Un autre défi majeur est le problème de l'alignement en IA : comment s'assurer que les objectifs d'un système d'IA avancé restent alignés avec les valeurs humaines, même lorsque ce système devient plus capable que ses créateurs ?

C'est une question centrale de la recherche en IA, sans réponse définitive à ce jour : https://amzn.to/4h4SwHN

Dans l'histoire de Goethe, c'est le retour du sorcier qui met fin au chaos. Cette intervention rappelle l'importance cruciale de maintenir un contrôle humain sur les systèmes d'IA. Nous devons rester les maîtres sorciers de nos créations, capables d'intervenir, de corriger le tir, voire d'arrêter le processus si nécessaire.

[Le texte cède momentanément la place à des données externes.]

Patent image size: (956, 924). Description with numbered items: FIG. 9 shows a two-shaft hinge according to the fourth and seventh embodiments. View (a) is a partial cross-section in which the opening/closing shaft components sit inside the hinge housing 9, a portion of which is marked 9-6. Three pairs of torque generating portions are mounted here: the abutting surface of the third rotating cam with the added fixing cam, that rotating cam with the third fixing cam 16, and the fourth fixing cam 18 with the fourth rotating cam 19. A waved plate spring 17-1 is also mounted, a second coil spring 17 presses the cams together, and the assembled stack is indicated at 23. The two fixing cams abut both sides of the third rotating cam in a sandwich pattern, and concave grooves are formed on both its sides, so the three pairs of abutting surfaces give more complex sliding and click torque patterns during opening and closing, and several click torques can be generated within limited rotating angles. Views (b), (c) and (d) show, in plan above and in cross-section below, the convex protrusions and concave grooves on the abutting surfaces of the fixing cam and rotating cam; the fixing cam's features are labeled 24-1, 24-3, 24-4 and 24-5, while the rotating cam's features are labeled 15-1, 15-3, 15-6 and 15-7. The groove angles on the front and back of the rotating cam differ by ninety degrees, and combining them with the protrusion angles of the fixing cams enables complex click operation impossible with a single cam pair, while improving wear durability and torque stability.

Cette nécessité se reflète dans de nombreux domaines. Par exemple, bien que les systèmes d'IA puissent surpasser les humains dans certaines tâches de diagnostic médical, la décision finale et la responsabilité restent entre les mains des médecins. De même, dans le domaine des véhicules autonomes, la plupart des systèmes actuels prévoient la possibilité d'une reprise en main par un conducteur humain en cas de situation imprévue.

Contrairement à l'histoire de Goethe ou à la scène de Fantasia, nous ne pouvons pas compter sur un magicien tout-puissant pour résoudre les problèmes que nous créons avec l'IA.

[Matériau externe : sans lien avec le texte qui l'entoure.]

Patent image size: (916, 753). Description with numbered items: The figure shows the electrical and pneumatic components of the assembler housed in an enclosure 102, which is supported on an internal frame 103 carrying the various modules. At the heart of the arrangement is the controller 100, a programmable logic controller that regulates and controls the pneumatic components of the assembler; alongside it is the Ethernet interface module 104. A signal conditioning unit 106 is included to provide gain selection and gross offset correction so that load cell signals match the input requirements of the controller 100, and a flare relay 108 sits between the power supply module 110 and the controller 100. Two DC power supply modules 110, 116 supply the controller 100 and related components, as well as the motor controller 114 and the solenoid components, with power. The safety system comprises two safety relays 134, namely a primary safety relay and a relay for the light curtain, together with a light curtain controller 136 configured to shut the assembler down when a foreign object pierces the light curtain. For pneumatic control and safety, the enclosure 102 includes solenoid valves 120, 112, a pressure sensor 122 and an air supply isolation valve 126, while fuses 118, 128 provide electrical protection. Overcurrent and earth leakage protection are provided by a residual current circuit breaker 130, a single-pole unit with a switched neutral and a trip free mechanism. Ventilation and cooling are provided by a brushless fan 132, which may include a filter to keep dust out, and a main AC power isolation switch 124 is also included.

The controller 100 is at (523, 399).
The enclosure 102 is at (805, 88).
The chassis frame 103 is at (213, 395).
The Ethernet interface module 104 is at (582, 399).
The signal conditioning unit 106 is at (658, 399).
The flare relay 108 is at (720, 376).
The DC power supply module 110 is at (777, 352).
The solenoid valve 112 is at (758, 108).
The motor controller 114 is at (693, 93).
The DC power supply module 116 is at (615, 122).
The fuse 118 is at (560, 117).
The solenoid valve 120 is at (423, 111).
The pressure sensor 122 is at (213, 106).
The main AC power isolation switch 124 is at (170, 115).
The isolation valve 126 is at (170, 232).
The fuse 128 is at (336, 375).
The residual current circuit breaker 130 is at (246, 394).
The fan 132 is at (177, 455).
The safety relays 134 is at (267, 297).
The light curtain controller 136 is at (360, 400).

Nous sommes collectivement responsables des systèmes que nous développons et déployons.

Cette responsabilité s'articule autour de plusieurs axes :

  1. L'éducation et la sensibilisation du grand public aux bases de l'IA, ses possibilités et ses limites, sont cruciales pour permettre un débat sociétal éclairé sur son utilisation.
  2. Une régulation proactive est nécessaire. Les gouvernements et les organisations internationales doivent travailler à l'élaboration de cadres réglementaires qui encouragent l'innovation tout en protégeant contre les risques potentiels.
  3. L'éthique doit être intégrée dès la conception des systèmes d'IA. Les développeurs ont la responsabilité de prendre en compte les implications éthiques de leurs créations dès les premières étapes de la conception.
  4. La recherche interdisciplinaire doit être encouragée. La collaboration entre experts en IA, éthiciens, sociologues et décideurs politiques est essentielle pour anticiper et gérer les implications sociétales de l'IA.

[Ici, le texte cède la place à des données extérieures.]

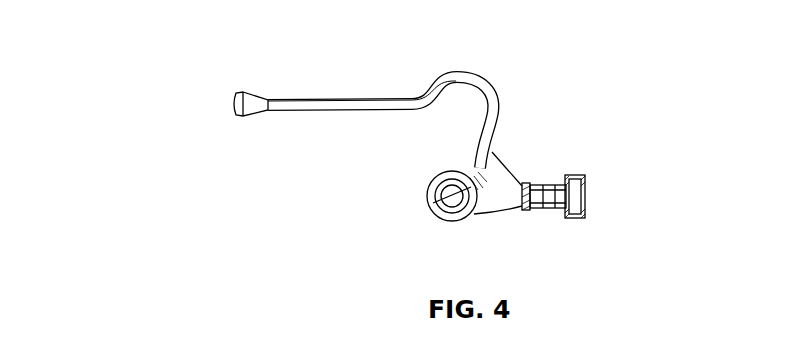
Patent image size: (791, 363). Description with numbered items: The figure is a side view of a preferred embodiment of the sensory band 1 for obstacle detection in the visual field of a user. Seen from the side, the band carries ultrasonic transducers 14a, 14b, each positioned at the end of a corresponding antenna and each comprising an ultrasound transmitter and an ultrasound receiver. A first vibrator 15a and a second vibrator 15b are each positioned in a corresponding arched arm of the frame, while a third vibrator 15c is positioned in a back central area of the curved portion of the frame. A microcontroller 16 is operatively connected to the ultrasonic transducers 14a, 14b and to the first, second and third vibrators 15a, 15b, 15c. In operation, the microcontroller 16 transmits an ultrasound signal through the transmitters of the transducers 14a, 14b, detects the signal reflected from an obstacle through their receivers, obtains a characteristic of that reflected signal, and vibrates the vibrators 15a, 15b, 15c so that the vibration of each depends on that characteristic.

The sensory band 1 is at (375, 135).
The ultrasonic transducer 14a is at (238, 105).
The ultrasonic transducer 14b is at (290, 122).
The first vibrator 15a is at (432, 203).
The second vibrator 15b is at (407, 192).
The third vibrator 15c is at (584, 203).
The microcontroller 16 is at (613, 192).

En fin de compte, l'histoire de l'apprenti sorcier nous rappelle que la vraie maîtrise ne réside pas seulement dans le pouvoir de créer, mais aussi dans la sagesse de savoir quand et comment utiliser ce pouvoir.

Dans notre quête d'une IA toujours plus puissante, n'oublions pas cette leçon essentielle.

Nous sommes tous des apprentis face à la puissance de l'IA, et c'est notre responsabilité collective d'apprendre à la maîtriser de manière éthique et bénéfique pour l'humanité.